Public News skribent Julia Marin Hellewge gjorde (4/11) en helt riktig analys av varför Mitt Romney kunde förlora valet då hon skrev om minoriteternas betydelse för valutgången. /PN
Republicans are missing opportunities to connect with Hispanics and Blacks for the upcoming election, potentially giving Obama the opening for the win. But if the Democrats can’t get their people to the polls, Romney may be the 45th president of the U.S.
Analys av Julia Marin Hellewge
Blacks have been identifying with the Democratic Party since the presidencies of Franklin Delano Roosevelt and Lyndon B. Johnson. Before this time blacks tended to identify much more with the Republican Party, not surprisingly given Republican President Lincoln’s liberation of black slaves. But for a long time there was very limited mobilization of the minority since most were effectively disallowed to vote before the Voting Rights Act of 1964. It was the Democrats who realized that they could mobilize poor African Americans by focusing more heavily on economic issues such as welfare programs and minimum wage laws. In recent elections blacks have voted for Democrats in record numbers, often topping 90 percent which I would suggest is largely because of Democrats’ mobilization efforts and not because blacks agree narrowly with the democratic platform.
Hispanics (Latinos), in general, do not have the same long historical ties to the political parties as African Americans do. Instead Latinos are largely made up of immigrants (or are first or second generation Americans) who have attempted to reconcile their own political attitudes with one of the two U.S. parties. This has been very difficult for many Latinos (though not all, with Cubans being an important exception). Many Latinos are faced with a choice in whether to prioritize economic or social issues. Latinos tend to be Catholics who have conservative attitudes on social issues such as gay marriage, abortion, and birth control, consistent with the Republican platform. However, they are not only more likely to be of the middle and lower classes, but also value economic redistribution and welfare programs, which are instead consistent with the Democrats. Here again Democrats have been strategically proactive in mobilizing Latinos not only on economic issues but also on immigration.

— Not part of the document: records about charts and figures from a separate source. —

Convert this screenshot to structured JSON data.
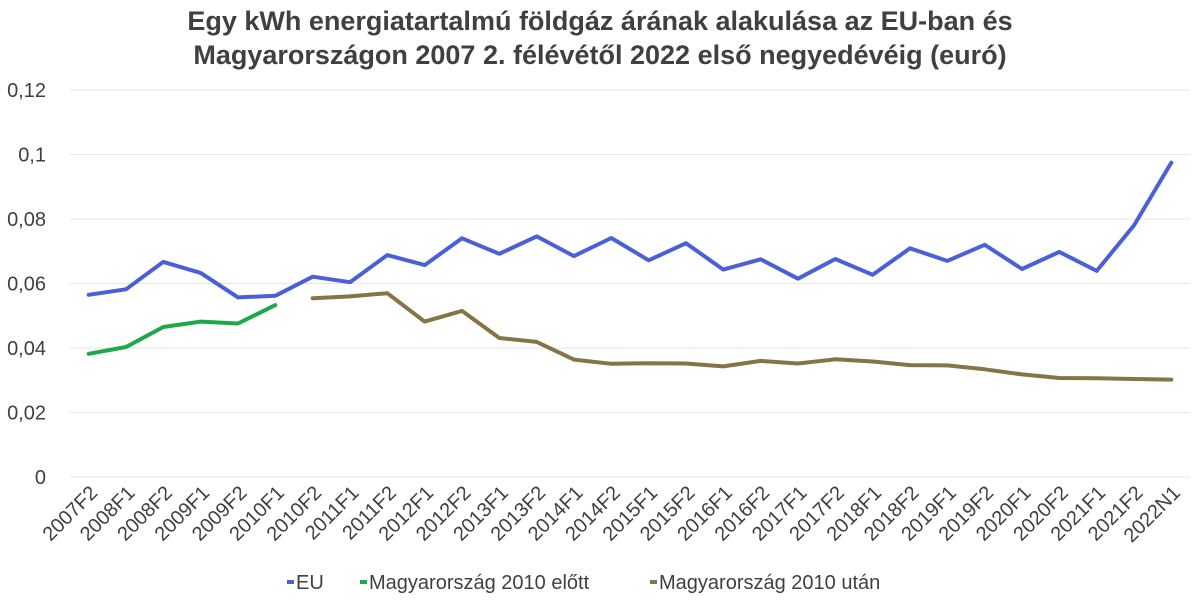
{
  "chart_data": {
    "type": "line",
    "title_lines": [
      "Egy kWh energiatartalmú földgáz árának alakulása az EU-ban és",
      "Magyarországon 2007 2. félévétől 2022 első negyedévéig (euró)"
    ],
    "xlabel": "",
    "ylabel": "",
    "categories": [
      "2007F2",
      "2008F1",
      "2008F2",
      "2009F1",
      "2009F2",
      "2010F1",
      "2010F2",
      "2011F1",
      "2011F2",
      "2012F1",
      "2012F2",
      "2013F1",
      "2013F2",
      "2014F1",
      "2014F2",
      "2015F1",
      "2015F2",
      "2016F1",
      "2016F2",
      "2017F1",
      "2017F2",
      "2018F1",
      "2018F2",
      "2019F1",
      "2019F2",
      "2020F1",
      "2020F2",
      "2021F1",
      "2021F2",
      "2022N1"
    ],
    "ylim": [
      0,
      0.12
    ],
    "yticks": [
      "0",
      "0,02",
      "0,04",
      "0,06",
      "0,08",
      "0,1",
      "0,12"
    ],
    "ytick_values": [
      0,
      0.02,
      0.04,
      0.06,
      0.08,
      0.1,
      0.12
    ],
    "grid": true,
    "legend_position": "bottom",
    "series": [
      {
        "name": "EU",
        "color": "#4A5FD8",
        "values": [
          0.0565,
          0.0582,
          0.0667,
          0.0633,
          0.0557,
          0.0562,
          0.0621,
          0.0604,
          0.0688,
          0.0657,
          0.074,
          0.0692,
          0.0746,
          0.0685,
          0.0741,
          0.0672,
          0.0725,
          0.0643,
          0.0675,
          0.0615,
          0.0676,
          0.0627,
          0.0709,
          0.067,
          0.072,
          0.0645,
          0.0698,
          0.0639,
          0.078,
          0.0975
        ]
      },
      {
        "name": "Magyarország 2010 előtt",
        "color": "#1EA84A",
        "values": [
          0.0382,
          0.0403,
          0.0465,
          0.0482,
          0.0476,
          0.0533,
          null,
          null,
          null,
          null,
          null,
          null,
          null,
          null,
          null,
          null,
          null,
          null,
          null,
          null,
          null,
          null,
          null,
          null,
          null,
          null,
          null,
          null,
          null,
          null
        ]
      },
      {
        "name": "Magyarország 2010 után",
        "color": "#857545",
        "values": [
          null,
          null,
          null,
          null,
          null,
          null,
          0.0554,
          0.056,
          0.057,
          0.0482,
          0.0515,
          0.0431,
          0.0419,
          0.0364,
          0.0351,
          0.0353,
          0.0352,
          0.0343,
          0.036,
          0.0352,
          0.0365,
          0.0358,
          0.0347,
          0.0346,
          0.0334,
          0.0318,
          0.0307,
          0.0306,
          0.0304,
          0.0302
        ]
      }
    ]
  }
}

Studies have consistently found that most Latinos favor liberal immigration policies, and as such, immigration has become an effective point of mobilization.
Demographic change favors Democrats
In the past few decades the Latino population has grown exponentially. In 1980 Latinos made up only 6.5 percent of the population, and in 2010 that number was over 16 percent. The growth between 2000 and 2010 alone was 43%, making the Latino vote increasingly important. Population projections predict that the United States will become “majority-minority” (meaning whites will be less than 50%) around year 2050. If the Democrats continue to serve as the party of the minority, this will have devastating effects for the Republicans. Republicans have not been as effective in taking a proactive mobilization strategy, and this flaw may cost them not only the 2012 election, but elections in years to come. Republicans overreliance on the aging white conservative block will turn them into a dying party, not because of poor values, agendas, or platforms, but because of poor political strategies.
So does this all mean that Republicans will inevitably continue to lose support? Not at all; that is if they are willing to change their strategies. If the Republicans adopt a platform that resonates better with the minority community they could be hard to stop. Given that not only Latinos, but also African Americans tend to favor moderate to liberal economic policies and conservative social policies (contrary to many white independents for whom the converse is true), Republicans should be able to re-mobilize large sectors of the minority vote in their favor. The Republicans need to shift their focus away from the old white rich voting block (let’s face it, they will keep voting for them regardless) and create a more moderate economic plan and stand by their conservative social values. With this type of agenda, partnered with a prioritization of social over economic issues, and a strong mobilization effort they could easily have won the upcoming election—but that’s not what they have done. Instead the Republican campaign and its, formerly moderate, front runner Mitt Romney have focused on trickledown economics which favors only the upper classes of U.S. society.
If Democratic Party ID is so strong-why is the election so close?
Simple, because it’s the white, rich, old people who vote. Voter turnout for minorities, less educated individuals, and poor people is notoriously low, even in presidential elections. This is why mobilization is so essential to winning an election. The Republicans maintain their conservative economic and social platform, rely on their voting block and hope, or work actively, to restrict, minority and lower classes’ vote. The Democratic Party has figured this out (again, they are seemingly the proactive, strategic party) and focus very heavily on their GOTV (Get Out The Vote) campaign. This is, again, a critical missed opportunity for the Republicans in failing to grab those socially conservative votes. To make things worse, it is very likely that they have lost the confidence of African American voters entirely, and that regardless of changes to their agenda that they will have a difficult time mobilizing this group; and if they’re not careful they will soon lose the Latinos as well.
My prediction of the 2012 presidential election is a clear reflection of the 2008 election; it will come down to voter turnout. The more people go vote, the higher the chance of Obama winning his second term.